Ela será capaz de agir em nosso nome. Mas estes modelos trabalham para nós. Não queríamos um bando de lobos a vaguear por aí sem ser domesticados, com liberdade total para competir conosco por recursos e sem prestar contas. Quero dizer, a maioria das pessoas acharia que isso é uma péssima ideia e que se devia ir lá e matar os lobos.
Ok. Então a ideia é travar um movimento que esteja a pedir bem-estar ou direitos para a IA antes mesmo de ele começar, garantindo que não construímos uma IA que pareça consciente? E quanto a não construir esse tipo de IA porque certas pessoas vulneráveis podem ser enganadas por ela de uma forma potencialmente prejudicial? São duas preocupações diferentes.
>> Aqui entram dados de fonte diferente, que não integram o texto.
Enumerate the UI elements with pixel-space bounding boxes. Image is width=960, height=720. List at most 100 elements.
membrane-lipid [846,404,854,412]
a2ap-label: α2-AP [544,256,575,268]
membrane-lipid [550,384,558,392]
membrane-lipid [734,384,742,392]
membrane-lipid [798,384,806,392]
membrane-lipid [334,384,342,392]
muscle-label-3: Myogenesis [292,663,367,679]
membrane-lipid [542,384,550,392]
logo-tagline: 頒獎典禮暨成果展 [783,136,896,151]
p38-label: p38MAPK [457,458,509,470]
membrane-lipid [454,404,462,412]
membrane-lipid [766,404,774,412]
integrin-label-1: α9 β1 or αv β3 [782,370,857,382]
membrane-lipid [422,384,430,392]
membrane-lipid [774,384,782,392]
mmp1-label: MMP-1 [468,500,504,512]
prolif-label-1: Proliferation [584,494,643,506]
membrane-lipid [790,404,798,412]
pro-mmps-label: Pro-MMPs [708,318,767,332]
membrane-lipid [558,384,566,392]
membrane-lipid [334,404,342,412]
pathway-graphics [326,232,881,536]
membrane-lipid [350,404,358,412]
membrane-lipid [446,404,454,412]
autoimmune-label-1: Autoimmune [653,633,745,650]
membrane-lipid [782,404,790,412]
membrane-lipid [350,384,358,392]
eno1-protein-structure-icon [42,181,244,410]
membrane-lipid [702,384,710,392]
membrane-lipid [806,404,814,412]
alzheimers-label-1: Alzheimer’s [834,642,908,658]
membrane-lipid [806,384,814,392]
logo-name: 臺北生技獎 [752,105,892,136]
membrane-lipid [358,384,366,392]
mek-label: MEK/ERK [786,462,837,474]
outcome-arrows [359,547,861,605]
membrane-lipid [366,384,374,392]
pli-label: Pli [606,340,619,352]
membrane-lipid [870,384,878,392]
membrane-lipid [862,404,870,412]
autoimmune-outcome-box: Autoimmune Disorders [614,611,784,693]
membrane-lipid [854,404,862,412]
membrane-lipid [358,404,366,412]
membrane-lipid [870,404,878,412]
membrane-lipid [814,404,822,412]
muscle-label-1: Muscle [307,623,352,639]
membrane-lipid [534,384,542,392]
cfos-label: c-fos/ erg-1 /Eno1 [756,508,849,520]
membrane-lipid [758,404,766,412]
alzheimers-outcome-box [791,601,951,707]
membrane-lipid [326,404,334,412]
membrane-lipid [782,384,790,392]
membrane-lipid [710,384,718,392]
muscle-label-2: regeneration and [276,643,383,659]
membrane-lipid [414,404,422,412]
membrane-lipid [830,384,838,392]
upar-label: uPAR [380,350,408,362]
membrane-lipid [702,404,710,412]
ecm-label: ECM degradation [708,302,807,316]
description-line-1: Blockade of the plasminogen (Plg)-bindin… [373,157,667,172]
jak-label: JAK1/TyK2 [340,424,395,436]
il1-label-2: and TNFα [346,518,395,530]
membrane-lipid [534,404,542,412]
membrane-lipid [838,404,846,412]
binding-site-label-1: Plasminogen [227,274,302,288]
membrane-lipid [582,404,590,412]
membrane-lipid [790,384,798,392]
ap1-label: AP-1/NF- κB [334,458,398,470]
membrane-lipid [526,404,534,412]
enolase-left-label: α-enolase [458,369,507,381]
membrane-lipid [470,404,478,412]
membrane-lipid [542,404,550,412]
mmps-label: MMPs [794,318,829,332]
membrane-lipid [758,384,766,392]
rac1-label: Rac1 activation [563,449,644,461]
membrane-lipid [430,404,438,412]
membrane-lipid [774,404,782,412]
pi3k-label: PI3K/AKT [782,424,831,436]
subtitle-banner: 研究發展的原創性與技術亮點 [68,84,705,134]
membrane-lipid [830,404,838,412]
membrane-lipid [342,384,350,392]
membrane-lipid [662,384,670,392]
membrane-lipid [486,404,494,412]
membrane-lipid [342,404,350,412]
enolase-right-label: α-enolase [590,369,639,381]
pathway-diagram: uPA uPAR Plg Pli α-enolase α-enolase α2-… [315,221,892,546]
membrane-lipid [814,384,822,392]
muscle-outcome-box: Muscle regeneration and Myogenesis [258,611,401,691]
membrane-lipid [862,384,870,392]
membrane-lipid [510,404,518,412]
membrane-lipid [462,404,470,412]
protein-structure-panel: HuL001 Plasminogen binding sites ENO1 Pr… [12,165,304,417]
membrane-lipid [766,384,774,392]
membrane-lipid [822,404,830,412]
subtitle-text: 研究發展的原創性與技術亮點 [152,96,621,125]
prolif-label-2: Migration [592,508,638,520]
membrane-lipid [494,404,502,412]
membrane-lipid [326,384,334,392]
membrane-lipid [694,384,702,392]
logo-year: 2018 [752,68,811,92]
Acho que o teste estará nos tipos de funcionalidades que os diferentes laboratórios lançarem e nos tipos de personalidades que criarem. Assim, poderemos ver como isso afecta o comportamento humano.
Mas preocupa-o que estejamos a construir uma tecnologia capaz de enganar as pessoas, levando-as a ver algo que não está lá? Quero dizer, há pessoas que afirmaram ver senciência em modelos muito menos sofisticados do que os que temos hoje. Ou isto é simplesmente algo que algumas pessoas vão sempre fazer?
É possível. Mas o meu ponto é que um desenvolvedor responsável tem de fazer o melhor que puder para tentar detectar esses padrões a surgir nas pessoas o mais cedo possível e não presumir que as pessoas serão capazes de se distanciar desse tipo de experiência por si próprias.
Quando li o seu texto sobre Inteligência Artificial “aparentemente consciente”, fui impactado por uma frase: “Devemos construir IA para as pessoas, não para ser uma pessoa digital.” Isso fez-me pensar numa palestra do TED que deu no ano passado, em que disse que a melhor forma de pensar a IA é como um novo tipo de espécie digital. Pode ajudar-me a perceber por que razão falar desta tecnologia como uma espécie digital não seria um passo no caminho de pensar os modelos de IA como pessoas digitais ou entidades conscientes?
Acho que a diferença é que estou a tentar oferecer metáforas que tornam mais fácil às pessoas compreender para onde as coisas podem estar a caminhar e, portanto, como evitar isso e como o controlar.
Ok.
Não é para dizer que devamos fazer essas coisas. É apenas para assinalar que está a emergir uma tecnologia que é única na história humana. E, se simplesmente assumirmos que é uma ferramenta, ou apenas um chatbot, ou algo “burro”… sabe, eu escrevi aquela palestra do TED num contexto de muito cepticismo. E acho importante termos clareza sobre o que aí vem, para podermos pensar nos trilhos certos.
Ainda assim, se me está a dizer que esta tecnologia é uma nova espécie digital, eu compreenderia quem respondesse: “Bem, então precisamos de considerar o bem-estar.”
Eu não teria. [Ele começa a rir] Nem um pouco. De maneira nenhuma. Não é uma direcção para a qual qualquer um de nós queira ir.
Não, não foi isso que eu quis dizer. Não acho que os chatbots devam ter “bem-estar”. O que estou a dizer é que teria alguma simpatia pelo ponto de partida dessas pessoas quando ouvem Mustafa Suleyman dizer que aquilo que está a construir é uma nova espécie digital. Percebo por que poderiam, então, dizer que querem defendê-la. As palavras que usamos importam, acho eu.
O resto da palestra do TED foi inteiramente sobre como conter a IA e sobre como não deixar essa espécie assumir o controlo, certo? Esse era o ponto de a apresentar como “isto é o que aí vem”. Quero dizer, esse foi o tema do meu livro inteiro (The Coming Wave, em português, A onda que se aproxima, publicado em 2023): contenção, alinhamento e coisas desse género. Não adianta fingir que é algo que não é e depois construir trilhos e limites que não se aplicam, porque se acha que é “apenas uma ferramenta”.
Honestamente, ela tem potencial para se autoaperfeiçoar de forma recursiva. Tem potencial para definir os seus próprios objectivos. Isto é bastante profundo. Nenhuma outra tecnologia que inventámos tem isso. Por isso, sim, acho necessário dizer com precisão que é como uma espécie digital, uma nova espécie digital. É isso que estamos a tentar restringir, para garantir que esteja sempre ao serviço das pessoas. Esse é o alvo da contenção.